How thin can a newspaper staff be?

How thin can a newspaper staff be? MediaNews is looking for an editor who may find out. Clyde Davis, who blogs about free newspapers, points to a job posting for Flash, a "daily commuter tabloid" planned for Salt Lake. The editor will supervise a staff of four.

I have some experience doing this, having edited a short-lived afternoon newspaper called the St. Louis Evening News in the mid-1980s. Even relying heavily on the resources of the morning Globe-Democrat, it required about a dozen people.

However, we were operating a full-scale broadsheet with a press run of 80,000, working with relatively primitive technology (pre-pagination), and actually editing the copy, a practice that newspapers seem to be abandoning these days.

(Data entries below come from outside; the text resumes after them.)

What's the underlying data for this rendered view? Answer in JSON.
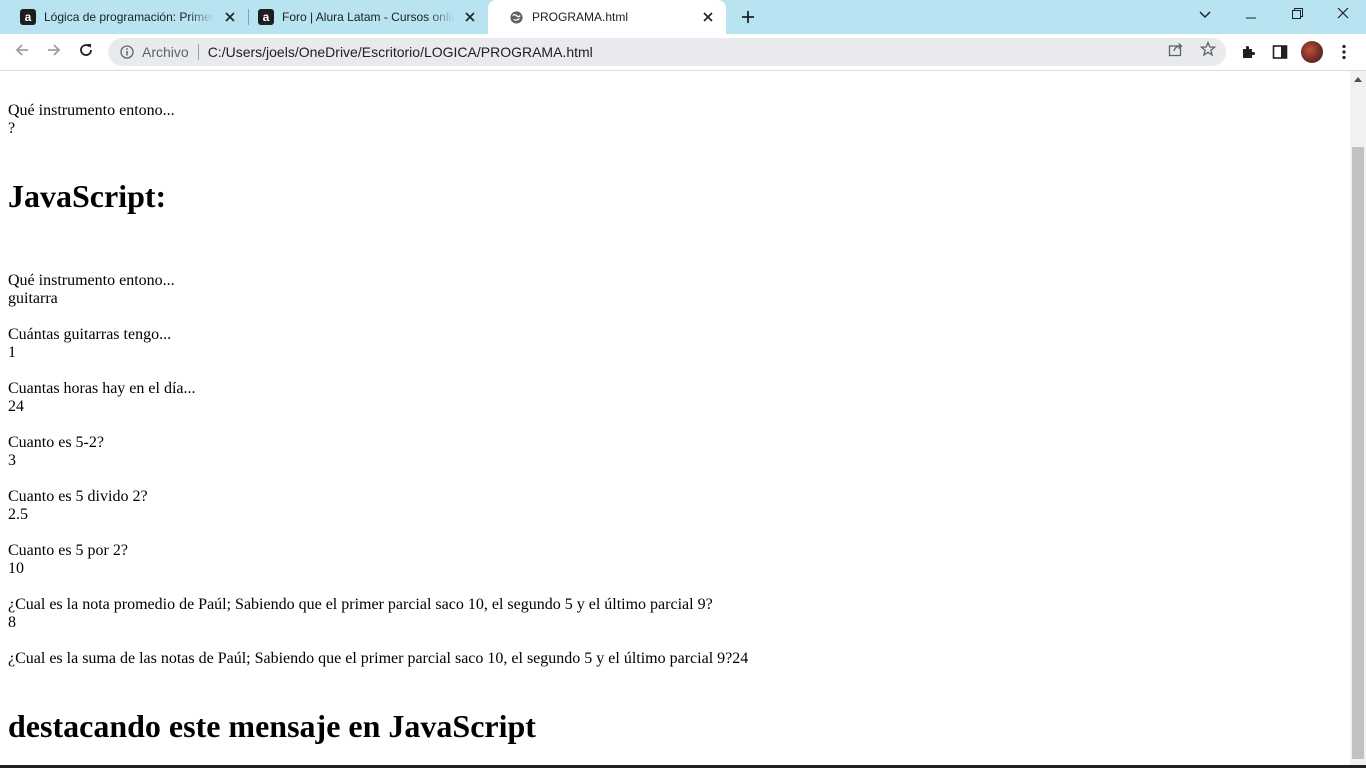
{
  "browser": {
    "tabs": [
      {
        "title": "Lógica de programación: Primeros pasos",
        "favicon": "alura-icon",
        "active": false
      },
      {
        "title": "Foro | Alura Latam - Cursos online",
        "favicon": "alura-icon",
        "active": false
      },
      {
        "title": "PROGRAMA.html",
        "favicon": "globe-icon",
        "active": true
      }
    ],
    "favicon_letter": "a",
    "address": {
      "chip": "Archivo",
      "url": "C:/Users/joels/OneDrive/Escritorio/LOGICA/PROGRAMA.html"
    },
    "colors": {
      "tabstrip": "#b8e4f2",
      "toolbar": "#ffffff",
      "omnibox": "#e8eaed"
    }
  },
  "page": {
    "lines": [
      "Qué instrumento entono...",
      "?",
      "Qué instrumento entono...",
      "guitarra",
      "Cuántas guitarras tengo...",
      "1",
      "Cuantas horas hay en el día...",
      "24",
      "Cuanto es 5-2?",
      "3",
      "Cuanto es 5 divido 2?",
      "2.5",
      "Cuanto es 5 por 2?",
      "10",
      "¿Cual es la nota promedio de Paúl; Sabiendo que el primer parcial saco 10, el segundo 5 y el último parcial 9?",
      "8",
      "¿Cual es la suma de las notas de Paúl; Sabiendo que el primer parcial saco 10, el segundo 5 y el último parcial 9?24"
    ],
    "headings": [
      "JavaScript:",
      "destacando este mensaje en JavaScript"
    ]
  }
}
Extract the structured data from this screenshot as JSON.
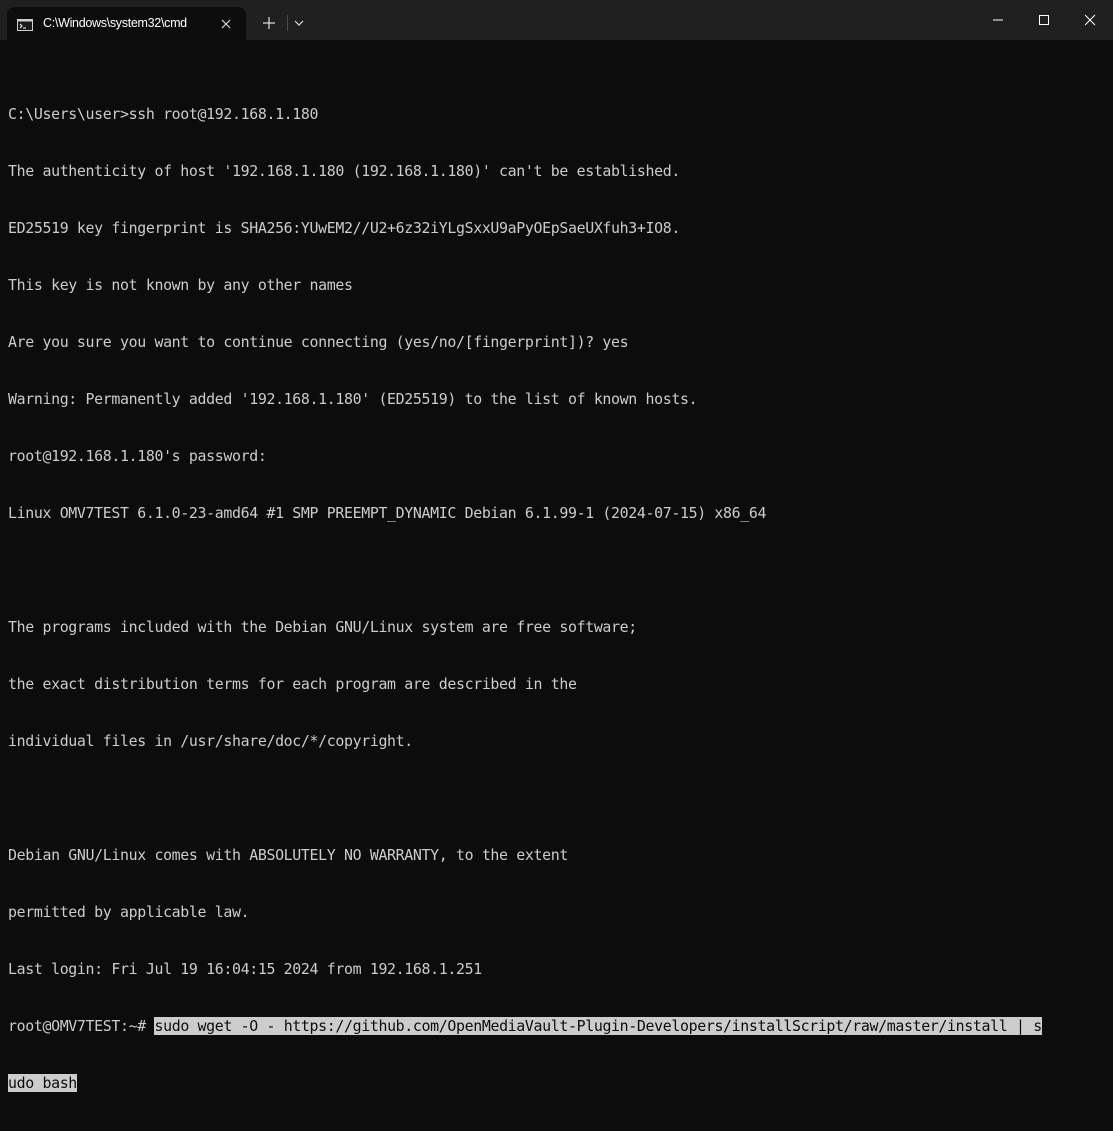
{
  "window": {
    "tab_title": "C:\\Windows\\system32\\cmd",
    "tab_icon": "cmd-icon",
    "close_tab_icon": "close-icon",
    "new_tab_icon": "plus-icon",
    "dropdown_icon": "chevron-down-icon",
    "minimize_icon": "minimize-icon",
    "maximize_icon": "maximize-icon",
    "close_icon": "close-icon"
  },
  "terminal": {
    "lines": [
      "C:\\Users\\user>ssh root@192.168.1.180",
      "The authenticity of host '192.168.1.180 (192.168.1.180)' can't be established.",
      "ED25519 key fingerprint is SHA256:YUwEM2//U2+6z32iYLgSxxU9aPyOEpSaeUXfuh3+IO8.",
      "This key is not known by any other names",
      "Are you sure you want to continue connecting (yes/no/[fingerprint])? yes",
      "Warning: Permanently added '192.168.1.180' (ED25519) to the list of known hosts.",
      "root@192.168.1.180's password:",
      "Linux OMV7TEST 6.1.0-23-amd64 #1 SMP PREEMPT_DYNAMIC Debian 6.1.99-1 (2024-07-15) x86_64",
      "",
      "The programs included with the Debian GNU/Linux system are free software;",
      "the exact distribution terms for each program are described in the",
      "individual files in /usr/share/doc/*/copyright.",
      "",
      "Debian GNU/Linux comes with ABSOLUTELY NO WARRANTY, to the extent",
      "permitted by applicable law.",
      "Last login: Fri Jul 19 16:04:15 2024 from 192.168.1.251"
    ],
    "prompt": "root@OMV7TEST:~# ",
    "command_part1": "sudo wget -O - https://github.com/OpenMediaVault-Plugin-Developers/installScript/raw/master/install | s",
    "command_part2": "udo bash"
  },
  "colors": {
    "background": "#0c0c0c",
    "titlebar": "#202020",
    "text": "#cccccc",
    "selection": "#cccccc"
  }
}
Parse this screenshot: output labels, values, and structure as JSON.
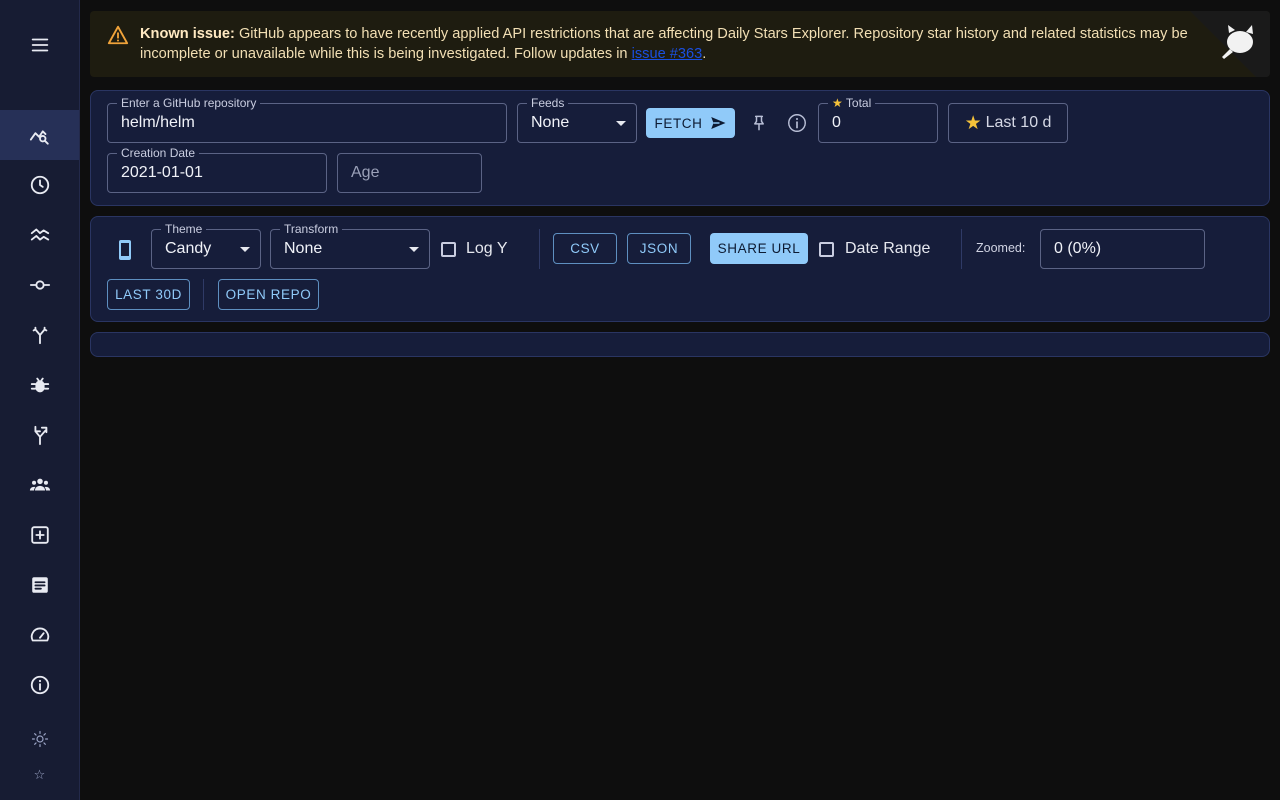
{
  "alert": {
    "title": "Known issue:",
    "message": "GitHub appears to have recently applied API restrictions that are affecting Daily Stars Explorer. Repository star history and related statistics may be incomplete or unavailable while this is being investigated. Follow updates in",
    "link_text": "issue #363",
    "end": "."
  },
  "sidebar": {
    "items": [
      {
        "icon": "menu-icon"
      },
      {
        "icon": "chart-search-icon",
        "active": true
      },
      {
        "icon": "clock-icon"
      },
      {
        "icon": "wave-chart-icon"
      },
      {
        "icon": "commit-icon"
      },
      {
        "icon": "merge-icon"
      },
      {
        "icon": "bug-icon"
      },
      {
        "icon": "fork-icon"
      },
      {
        "icon": "people-icon"
      },
      {
        "icon": "add-box-icon"
      },
      {
        "icon": "article-icon"
      },
      {
        "icon": "speedometer-icon"
      },
      {
        "icon": "info-icon"
      },
      {
        "icon": "sun-icon"
      },
      {
        "icon": "star-icon"
      }
    ],
    "star_glyph": "☆"
  },
  "repo_panel": {
    "repo_label": "Enter a GitHub repository",
    "repo_value": "helm/helm",
    "feeds_label": "Feeds",
    "feeds_value": "None",
    "fetch_label": "FETCH",
    "total_label": "Total",
    "total_value": "0",
    "last_button": "Last 10 d",
    "creation_label": "Creation Date",
    "creation_value": "2021-01-01",
    "age_placeholder": "Age"
  },
  "controls_panel": {
    "theme_label": "Theme",
    "theme_value": "Candy",
    "transform_label": "Transform",
    "transform_value": "None",
    "log_y": "Log Y",
    "csv": "CSV",
    "json": "JSON",
    "share_url": "SHARE URL",
    "date_range": "Date Range",
    "zoomed_label": "Zoomed:",
    "zoomed_value": "0 (0%)",
    "last_30d": "LAST 30D",
    "open_repo": "OPEN REPO"
  },
  "colors": {
    "accent": "#90caf9",
    "sidebar_bg": "#171c33",
    "panel_bg": "#161d3a",
    "warning": "#f0a33a"
  }
}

We flirted with a free model during the final year of the Globe's existence, starting a free Sunday paper that primarily succeeded in sucking all the ads out of our morning daily. I wonder sometimes how that might have played out differently with a competent publisher with deeper pockets.

Comments

... so I would assume the staff of four would be something like one writer, one copy editor / page designer, one photographer, maybe. The rest of the content would come from the Tribune newsroom, no?

Having never been to Salt Lake City, it does have me scratching my head - are they trying to get the paper in the hands of people who ride the bus? Do they have any traffic there?